The course is home to a number of prestigious races throughout the season, but none are as recognizable as the Preakness Stakes. You can find a complete Preakness Stakes betting guide by TwinSpires here and if you want to know everything else about the ‘Old Hilltop’ check the fun facts and history below.

Early History

Pimlico has been a famous course for racing since officially opening its doors for the very first time in October 1870 when the first big race was the Dinner Party Stakes. That race day was attended by over 12,000 people, as they watched Preakness win the big race at the track. The horse’s achievement was later honored as the Preakness Stakes was named in 1873. 

One of the big race meetings at the track was introduced in 1937, as the Pimlico Special was introduced. The first Special was won by War Admiral before the famous meeting between the same horse and Seabiscuit took place the following year. Seabiscuit would win the legendary race in front of a huge crowd of 43,000 spectators. 

Off course, it has also played a significant role in the area, as Pimlico has survived many historical events. Among those include the 1904 Great Fire of Baltimore, a number of Baltimore riots, and the Great Depression in the 1930s. 

Preakness Stakes

The biggest race day of the year comes as the second leg of the Triple Crown is staged at Pimlico. The Preakness Stakes is one of the most interesting races of the season, as bettors must weigh up whether to stick with Kentucky Derby runners just two weeks after the race at Churchill Downs or choose a fresher horse that has had extra preparation time since their previous run.

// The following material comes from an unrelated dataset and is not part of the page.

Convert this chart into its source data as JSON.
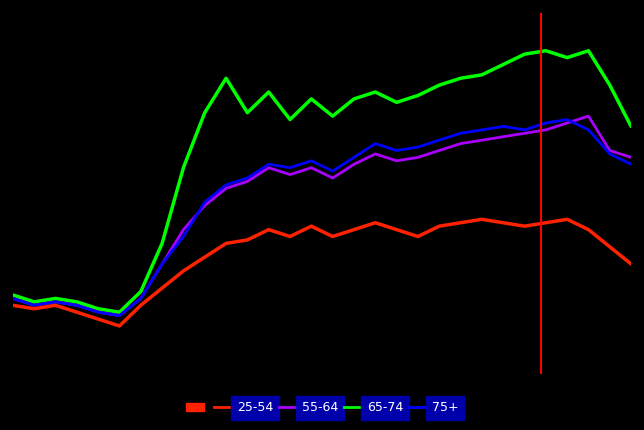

One of the most successful Preakness Stakes in history was run in 2007, as the attendance for the day was 121,263, which smashed the record for most people watching a sporting event in Baltimore. It was also reported that more than $87 million was bet on that day. 

The speed record in the Preakness Stakes is still held by Secretariat, who won over the 1 3/16 mile distance in 1:53. Meanwhile, the leading trainers are Bob Baffert and R. Wyndham Walden, who have both won the second Triple Crown race of the season on seven occasions. It isn’t just the colts that have shone at Pimlico either, as six fillies have won the Preakness, including Swiss Skydiver, who was the most recent winner in 2020. 

Other Graded Races

While the eyes of the world are on Pimlico for the Preakness, it is by no means the only graded race that is staged at the track. There are two high-quality Grade 2s that are run at Pimlico annually, and they are the Dinner Party Stakes and the Black-Eyed Susan Stakes. The latter is run by fillies aged three over a distance of 1 1/8 miles, and was won in 2021 by Army Wife for Michael Maker.

The Pimlico Special is one of six Grade 3s that are run at the track annually. Meanwhile, the others are the Gallorette Stakes, Chick Lang Stakes and Miss Preakness Stakes. The two more recent Grade 3s to be added to the calendar are the Maryland Sprint Stakes, which was introduced in 1987, and the Allaire duPoint Distaff Stakes, which was established in 1992. There are also a number of listed stakes races that take place at the track, and these include the Henry S. Clark Stakes, Shine Again Stakes and The Very One Stakes.